Yine bir yılın sonuna gelmek üzereyiz.
Şu son günlerde dövizdeki durdurulamaz yükseliş ve hayat pahalılığının önüne geçilememesinin vermiş olduğu gerginlik ve sıkıntılarla beraber hiç bitmeyen bir gündem yorgunluğu var.
Döviz ve hayat pahalılığının yakın bir zamanda çözülemeyecek olduğu apaçık ortada olsa da; yerini yakında alacak olan yılbaşı kutlanır mı? Kutlanmaz mı? Gündemlerine bırakarak asıl gündemimizin önüne geçilerek kurnazca unutturulamaya çalışılacaktır.
Ama bu sefer iliklerimize kadar hissettiğimiz bu ekonomik hasarın unutulması veya unutturulmaya çalışılması çok kolay olmayacaktır.
Şimdi gelelim asıl konumuza.
Her yıl bu dönem ne hikmettir ki, Yılbaşı ve Yeni yıl kutlamasına karşı lehte ve aleyhte alevli tartışmalar yapılarak dejavu derecesinde gündemlerdeki yerini alır.
TV programlarına reyting malzemesi olur, gazetelerdeki yerini alır ve sosyal medya mecralarına zirve yaptırır. Fetvalar, beyanatlar verilir, gerekli, gereksiz açıklamalar yapılır, lastik gibi sündürülür… vs.
Bunun başlıca sebeplerinden birincisi Noel ile Yılbaşının karıştırılmasıdır.
Diğer sebebi ise özellikle belirli kesimlerce kaşınarak gündeme taşınmasıdır.
Hristiyan Dünyası’nın Dini bayramı olan Noel Hz. İsa’nın dünyaya geldiği haftada Hristiyan Alemince yapılan belirli dini etkinlikler, hindi kesmek ve çam ağacı kesip süslemek gibi adetlerin geleneksel olarak da yer aldığı kutlamalardır. Genelde bu etkinlikler 25 Aralıkta başlayıp bir hafta sürmektedir. Noel’in Hristiyanlarca kutlanması hak olsa da Müslüman Alemin kutlaması günah sayılmaktadır.
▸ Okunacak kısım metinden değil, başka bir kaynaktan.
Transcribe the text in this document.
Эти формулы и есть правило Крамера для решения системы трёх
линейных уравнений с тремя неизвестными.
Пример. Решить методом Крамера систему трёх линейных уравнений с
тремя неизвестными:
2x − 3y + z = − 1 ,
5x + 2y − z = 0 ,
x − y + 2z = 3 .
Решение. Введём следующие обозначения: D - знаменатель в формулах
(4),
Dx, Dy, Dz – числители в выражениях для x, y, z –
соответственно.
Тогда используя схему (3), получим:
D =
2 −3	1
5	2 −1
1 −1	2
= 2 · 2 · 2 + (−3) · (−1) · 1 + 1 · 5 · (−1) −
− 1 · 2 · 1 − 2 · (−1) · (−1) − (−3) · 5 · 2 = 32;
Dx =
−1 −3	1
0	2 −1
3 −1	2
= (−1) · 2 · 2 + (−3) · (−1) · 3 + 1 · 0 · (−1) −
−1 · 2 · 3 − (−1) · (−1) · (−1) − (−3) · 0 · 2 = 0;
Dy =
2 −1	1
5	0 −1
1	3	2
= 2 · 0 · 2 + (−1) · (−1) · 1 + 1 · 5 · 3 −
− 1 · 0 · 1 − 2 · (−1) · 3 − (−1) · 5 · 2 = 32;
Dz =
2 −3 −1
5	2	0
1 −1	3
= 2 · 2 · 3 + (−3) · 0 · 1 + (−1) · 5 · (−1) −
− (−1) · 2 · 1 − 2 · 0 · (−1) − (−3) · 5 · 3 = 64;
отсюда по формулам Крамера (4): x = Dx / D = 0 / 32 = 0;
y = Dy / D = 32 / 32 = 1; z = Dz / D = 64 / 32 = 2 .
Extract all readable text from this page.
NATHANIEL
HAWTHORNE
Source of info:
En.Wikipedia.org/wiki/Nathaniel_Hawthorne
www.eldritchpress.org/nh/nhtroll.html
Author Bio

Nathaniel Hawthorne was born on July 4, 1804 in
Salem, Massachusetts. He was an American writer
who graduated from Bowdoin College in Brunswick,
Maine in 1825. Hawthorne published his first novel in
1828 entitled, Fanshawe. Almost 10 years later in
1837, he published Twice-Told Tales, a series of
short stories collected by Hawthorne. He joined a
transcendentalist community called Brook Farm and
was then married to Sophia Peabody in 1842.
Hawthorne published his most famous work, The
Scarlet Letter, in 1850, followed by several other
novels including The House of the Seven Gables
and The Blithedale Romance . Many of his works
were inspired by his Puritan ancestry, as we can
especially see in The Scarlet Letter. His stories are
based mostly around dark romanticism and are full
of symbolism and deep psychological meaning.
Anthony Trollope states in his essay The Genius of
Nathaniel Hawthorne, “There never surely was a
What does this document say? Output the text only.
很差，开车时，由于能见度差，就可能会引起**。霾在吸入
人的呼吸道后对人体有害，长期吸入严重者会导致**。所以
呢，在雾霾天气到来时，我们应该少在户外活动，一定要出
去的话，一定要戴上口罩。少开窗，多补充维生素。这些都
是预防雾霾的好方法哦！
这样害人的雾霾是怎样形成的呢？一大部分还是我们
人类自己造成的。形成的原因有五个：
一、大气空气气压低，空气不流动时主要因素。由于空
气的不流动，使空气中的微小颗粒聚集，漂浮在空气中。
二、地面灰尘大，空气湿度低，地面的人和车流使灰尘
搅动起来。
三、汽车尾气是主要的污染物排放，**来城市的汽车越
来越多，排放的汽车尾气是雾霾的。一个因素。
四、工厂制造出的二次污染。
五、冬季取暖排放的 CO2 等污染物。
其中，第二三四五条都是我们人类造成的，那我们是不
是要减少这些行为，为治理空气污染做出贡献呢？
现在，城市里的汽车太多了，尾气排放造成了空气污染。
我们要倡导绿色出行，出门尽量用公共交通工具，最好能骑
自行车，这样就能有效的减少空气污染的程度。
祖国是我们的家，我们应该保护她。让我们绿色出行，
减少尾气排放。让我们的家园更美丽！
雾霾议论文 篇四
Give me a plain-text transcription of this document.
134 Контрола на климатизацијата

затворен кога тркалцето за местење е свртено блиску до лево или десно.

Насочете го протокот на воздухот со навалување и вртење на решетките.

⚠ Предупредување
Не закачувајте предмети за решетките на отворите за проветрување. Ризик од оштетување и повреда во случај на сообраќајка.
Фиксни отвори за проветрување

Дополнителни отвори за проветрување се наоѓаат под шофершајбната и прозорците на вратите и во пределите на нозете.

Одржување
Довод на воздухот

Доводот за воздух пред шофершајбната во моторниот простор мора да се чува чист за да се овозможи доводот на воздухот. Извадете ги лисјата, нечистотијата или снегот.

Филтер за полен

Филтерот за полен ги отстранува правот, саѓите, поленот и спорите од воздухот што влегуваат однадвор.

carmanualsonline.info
Yılbaşına gelince ise, Dünya genelinde kullanılan Miladi Takvime göre bir yılın bitip diğer yılın başlangıcıdır. Yani 31 Aralık gecesini 1 Ocak sabahına bağlayan gece yılbaşı olarak adlandırılmaktadır. Tabi ki dinen Müslüman Aleminin Yılbaşı’sı ise Hicri Takvimde yer alan Yılbaşıdır.
Alanya olarak turizmin başkenti sayılmamız ve sayıları 20-30 bini bulan yerleşik yabancıların yaşaması nedeniyle Noel ve Yılbaşı kutlaması gibi etkinliklere hiç yabancı değiliz. Herkesin hakkıyla kendi örf adet ve bayramlarını kutlayıp yaşaması ve bizlerin bunlara iyi niyetle yaklaşmamızda kültürel renklilik ve misafirperverliğimizin vermiş olduğu hoşgörü ve zenginliktendir…
Ayrıca her yıl İskele meydanında açılan geleneksel hale gelen Noel Pazarı’da yeni Alanyalılara mutluluk, yerli halka görsel çeşitlilik ve turizme de tanıtım açısından farklı bir katkı sağlayacaktır.
Yazımızın sonuna gelirken ‘’Her koyun kendi bacağından asılır’’ Atasözünü hatırlatarak; Yılardır okumayıp öğrenemediysek, bir bilene de sormadıysak, bu Noel ve Yılbaşı tartışmaların hep içinde olur dururuz.
Adı üstünde olan Hristiyanların Noel Bayramının günah olup olmayacağına,
Tüm Dünyaca kabul gören yeni yılın başlangıcı olarak bilinen Yılbaşının kutlanıp kutlanmayacağına, Artık buna siz karar verin…
Ama içiniz ferah olsun. Yeni yılda, Allahtan sağlık, huzur, barış mutluluk, her türlü maddi manevi zorlukların ve sıkıntıların üstesinden gelmeyi dilemenin günah olmadığını biliyoruz.